Heat can help to alleviate stiffness and pain, but you need to be aware of your dog's condition and do not apply heat to an area that is inflamed, or you may worsen the problem. For inflamed areas, try an ice pack for about 10 min on and 10 min off. You can repeat if necessary. Make sure you wrap the ice pack in a towel, especially for sensitive areas or areas with little fat coverage, and never leave it on too long. Tissue damage has been reported with ice packs left on for as little as 30 minutes. It's also not a good idea to use a heating pad on a pet, as it may cause burns. A hot water bottle is a safer idea. Gentle exercise can keep your pet mobile, as long as they don't overdo it. Keep an eye on your furry friend to make sure they don't get too active once they're starting to feel better. You might want to avoid the overwhelming stimulation of the dog park during flare-ups, in favor of a nice easy walk.
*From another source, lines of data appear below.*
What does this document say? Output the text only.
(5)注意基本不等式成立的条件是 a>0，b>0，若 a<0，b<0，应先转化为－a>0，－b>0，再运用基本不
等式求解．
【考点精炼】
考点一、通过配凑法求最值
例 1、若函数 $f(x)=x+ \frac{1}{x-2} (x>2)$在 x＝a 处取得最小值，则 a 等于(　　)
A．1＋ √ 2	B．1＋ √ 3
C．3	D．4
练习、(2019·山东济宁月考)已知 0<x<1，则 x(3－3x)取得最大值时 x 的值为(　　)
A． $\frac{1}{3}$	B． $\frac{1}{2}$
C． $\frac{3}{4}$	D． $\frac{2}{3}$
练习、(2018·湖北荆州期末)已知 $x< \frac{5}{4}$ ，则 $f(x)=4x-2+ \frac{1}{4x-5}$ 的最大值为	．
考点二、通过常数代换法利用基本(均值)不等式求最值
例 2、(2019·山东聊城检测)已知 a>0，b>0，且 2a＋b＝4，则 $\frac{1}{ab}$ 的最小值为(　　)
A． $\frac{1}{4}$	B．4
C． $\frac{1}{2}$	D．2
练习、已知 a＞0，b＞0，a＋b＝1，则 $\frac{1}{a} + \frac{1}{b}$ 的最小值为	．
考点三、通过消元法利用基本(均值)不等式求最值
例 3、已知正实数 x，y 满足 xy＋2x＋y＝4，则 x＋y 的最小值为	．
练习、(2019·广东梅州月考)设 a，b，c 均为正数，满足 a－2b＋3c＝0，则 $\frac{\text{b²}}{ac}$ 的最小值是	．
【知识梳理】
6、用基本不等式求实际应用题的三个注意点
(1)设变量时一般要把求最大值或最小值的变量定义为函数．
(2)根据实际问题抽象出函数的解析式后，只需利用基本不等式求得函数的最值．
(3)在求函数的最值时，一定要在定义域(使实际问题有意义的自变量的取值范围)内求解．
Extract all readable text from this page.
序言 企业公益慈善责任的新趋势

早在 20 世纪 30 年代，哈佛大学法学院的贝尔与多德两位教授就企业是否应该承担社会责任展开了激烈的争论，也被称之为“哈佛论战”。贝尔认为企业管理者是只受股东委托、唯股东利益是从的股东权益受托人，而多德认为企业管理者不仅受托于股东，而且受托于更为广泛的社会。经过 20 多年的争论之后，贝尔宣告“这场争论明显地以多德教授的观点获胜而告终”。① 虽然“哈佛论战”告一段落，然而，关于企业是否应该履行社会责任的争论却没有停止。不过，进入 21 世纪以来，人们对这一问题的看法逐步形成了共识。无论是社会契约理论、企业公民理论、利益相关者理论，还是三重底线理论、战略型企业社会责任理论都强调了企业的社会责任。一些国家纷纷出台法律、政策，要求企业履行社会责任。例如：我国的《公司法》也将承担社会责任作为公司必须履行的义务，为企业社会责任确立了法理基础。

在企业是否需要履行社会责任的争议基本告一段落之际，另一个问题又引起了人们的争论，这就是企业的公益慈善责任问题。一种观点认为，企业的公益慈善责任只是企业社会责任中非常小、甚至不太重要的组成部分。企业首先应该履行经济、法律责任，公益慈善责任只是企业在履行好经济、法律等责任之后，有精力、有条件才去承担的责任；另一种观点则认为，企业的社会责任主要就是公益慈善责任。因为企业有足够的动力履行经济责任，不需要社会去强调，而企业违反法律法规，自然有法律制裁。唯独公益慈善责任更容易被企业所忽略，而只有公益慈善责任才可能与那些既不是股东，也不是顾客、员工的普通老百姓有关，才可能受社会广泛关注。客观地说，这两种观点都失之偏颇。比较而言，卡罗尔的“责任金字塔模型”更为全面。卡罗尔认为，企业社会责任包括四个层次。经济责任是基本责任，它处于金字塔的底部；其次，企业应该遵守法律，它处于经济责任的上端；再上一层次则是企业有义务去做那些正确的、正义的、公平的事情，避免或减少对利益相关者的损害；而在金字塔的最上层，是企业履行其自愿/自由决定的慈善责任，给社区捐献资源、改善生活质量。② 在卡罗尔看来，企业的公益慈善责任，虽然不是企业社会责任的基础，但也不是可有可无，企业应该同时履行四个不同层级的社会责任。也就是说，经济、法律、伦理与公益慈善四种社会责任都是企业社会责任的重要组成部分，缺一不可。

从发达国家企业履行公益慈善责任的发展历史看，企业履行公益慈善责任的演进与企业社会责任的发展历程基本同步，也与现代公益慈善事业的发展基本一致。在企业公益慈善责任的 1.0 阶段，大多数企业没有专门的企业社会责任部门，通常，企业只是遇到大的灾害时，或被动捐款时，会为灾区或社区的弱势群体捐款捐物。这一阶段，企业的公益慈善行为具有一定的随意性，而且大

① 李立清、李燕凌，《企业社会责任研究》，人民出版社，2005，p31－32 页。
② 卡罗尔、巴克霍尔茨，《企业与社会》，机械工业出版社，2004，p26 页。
Physical therapy may be available in your area, if you live in a major urban centre, and is reported to have positive benefits on pain reduction and function for dogs. Swimming therapy has been shown to be particularly effective for dogs, as there is no impact and the gentle resistance of the water is beneficial for building strength and increasing range of motion without stressing the joints. In addition to the physical benefits, being in water just feels good for many dogs and the positive mental attitude may be worth it all on its own. The only downside is that, in practical terms it can be difficult to find a facility in your area that can accommodate this type of therapy for dogs.